In March 2020, a worldwide pandemic was declared, called COVID-19. Australia was locked down to limit the spread of the virus, impacting individuals’ lifestyles, the working environment and disrupting businesses. Some businesses were forced to close their doors and stand down or lay off staff.
In response, the NSW Valuer General reviewed the impact of COVID-19 on the NSW property market in preparation for the 1 July 2020 valuations. The review found sales activity had continued with vendors and purchasers still active in the property market, despite COVID-19. The review also noted that while all sectors experienced reduced levels of sales activity, the residential property sector was the most active and proved resilient.
Following extensive research and consultation with property owners and representative bodies, the Valuer General produced the report, Review of the impact of COVID-19 on the NSW property market, which detailed the impact of COVID-19 on land values based on land use. A copy of the report can be found at www.valuergeneral.nsw.gov.au/publications/reports.
The review concluded that residential landholdings would be valued at 1 July 2020 by principal reference to comparable sales. It also outlined the Valuer General’s approach to reducing non-residential land values by up to 25 percent in the absence of relevant comparable sales for the purpose of the 1 July 2020 valuations.
Following on from the Review of the impact of COVID-19 on the NSW property market, the Valuer General has undertaken further analysis of state-wide sales data, to determine the availability of sufficient property sale transactions to support the 1 July 2021 valuation for rating and taxing purposes.

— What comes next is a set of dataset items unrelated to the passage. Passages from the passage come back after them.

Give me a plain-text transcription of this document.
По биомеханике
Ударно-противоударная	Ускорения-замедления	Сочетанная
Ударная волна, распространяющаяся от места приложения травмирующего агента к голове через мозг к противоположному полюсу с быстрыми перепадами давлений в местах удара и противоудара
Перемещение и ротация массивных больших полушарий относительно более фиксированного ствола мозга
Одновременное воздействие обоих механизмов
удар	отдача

The analysis included a review of sales evidence data at the State level (NSW), Local Government level and individual specific uses, in order to compare the total volume of sales over 2018, 2019 and 2020, with additional consideration given to sales transactions that have occurred in 2021.
In summary, the analysis found that there was a significant increase in sales activity between 2019 and 2020 across the rural and residential market sectors, with only a slight decrease across the business and industrial sectors. Overall, there was a rise in transactions from 2019 to 2020.

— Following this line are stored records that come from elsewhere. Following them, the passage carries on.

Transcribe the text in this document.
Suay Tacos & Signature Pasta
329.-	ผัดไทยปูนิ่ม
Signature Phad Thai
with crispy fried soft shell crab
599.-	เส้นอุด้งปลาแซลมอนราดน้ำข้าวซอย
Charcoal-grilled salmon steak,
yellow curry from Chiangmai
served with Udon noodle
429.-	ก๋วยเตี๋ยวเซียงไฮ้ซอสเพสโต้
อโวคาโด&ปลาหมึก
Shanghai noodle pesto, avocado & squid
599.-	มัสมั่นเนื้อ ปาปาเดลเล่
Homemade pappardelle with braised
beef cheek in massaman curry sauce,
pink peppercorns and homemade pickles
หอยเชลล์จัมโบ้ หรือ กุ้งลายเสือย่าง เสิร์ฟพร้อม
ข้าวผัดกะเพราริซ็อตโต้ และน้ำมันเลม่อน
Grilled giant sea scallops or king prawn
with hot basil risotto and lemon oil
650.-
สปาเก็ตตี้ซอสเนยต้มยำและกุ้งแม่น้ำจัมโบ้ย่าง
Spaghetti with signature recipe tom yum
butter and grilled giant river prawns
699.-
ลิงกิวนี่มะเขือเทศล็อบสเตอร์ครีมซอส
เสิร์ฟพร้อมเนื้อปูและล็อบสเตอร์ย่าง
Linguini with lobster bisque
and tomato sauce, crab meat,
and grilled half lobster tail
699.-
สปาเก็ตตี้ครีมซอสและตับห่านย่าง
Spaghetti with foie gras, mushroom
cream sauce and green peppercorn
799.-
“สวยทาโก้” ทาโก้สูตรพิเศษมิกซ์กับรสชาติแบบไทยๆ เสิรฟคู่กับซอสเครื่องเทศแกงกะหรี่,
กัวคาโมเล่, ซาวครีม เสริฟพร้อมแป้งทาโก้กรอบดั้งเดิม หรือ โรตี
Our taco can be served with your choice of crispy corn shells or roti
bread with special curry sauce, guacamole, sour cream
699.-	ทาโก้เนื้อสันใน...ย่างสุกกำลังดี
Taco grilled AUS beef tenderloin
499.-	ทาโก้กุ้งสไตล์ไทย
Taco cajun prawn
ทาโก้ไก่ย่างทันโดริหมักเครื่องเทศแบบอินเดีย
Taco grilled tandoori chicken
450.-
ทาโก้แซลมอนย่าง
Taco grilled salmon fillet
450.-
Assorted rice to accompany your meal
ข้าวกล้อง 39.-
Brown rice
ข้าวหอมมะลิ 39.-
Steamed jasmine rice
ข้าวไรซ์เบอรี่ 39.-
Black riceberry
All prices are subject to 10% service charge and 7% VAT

The findings of the review and additional analysis support the conclusion that the property market, across all sectors, has remained sufficiently active for the 2021 valuation to be undertaken. For the residential property sector, valuations for the purposes of rating and taxing at 1 July 2021 will be determined by principal reference to comparable sales evidence. For the non-residential property sector, valuations will be determined by principal reference to comparable sales evidence where such evidence is sufficient, noting limited transactions in the Sydney CBD generally and such sub-sectors as regional shopping centres, serviced apartments and CBD and metro hotels. In the absence of sufficient comparable sales evidence, the 2020 valuation will be maintained.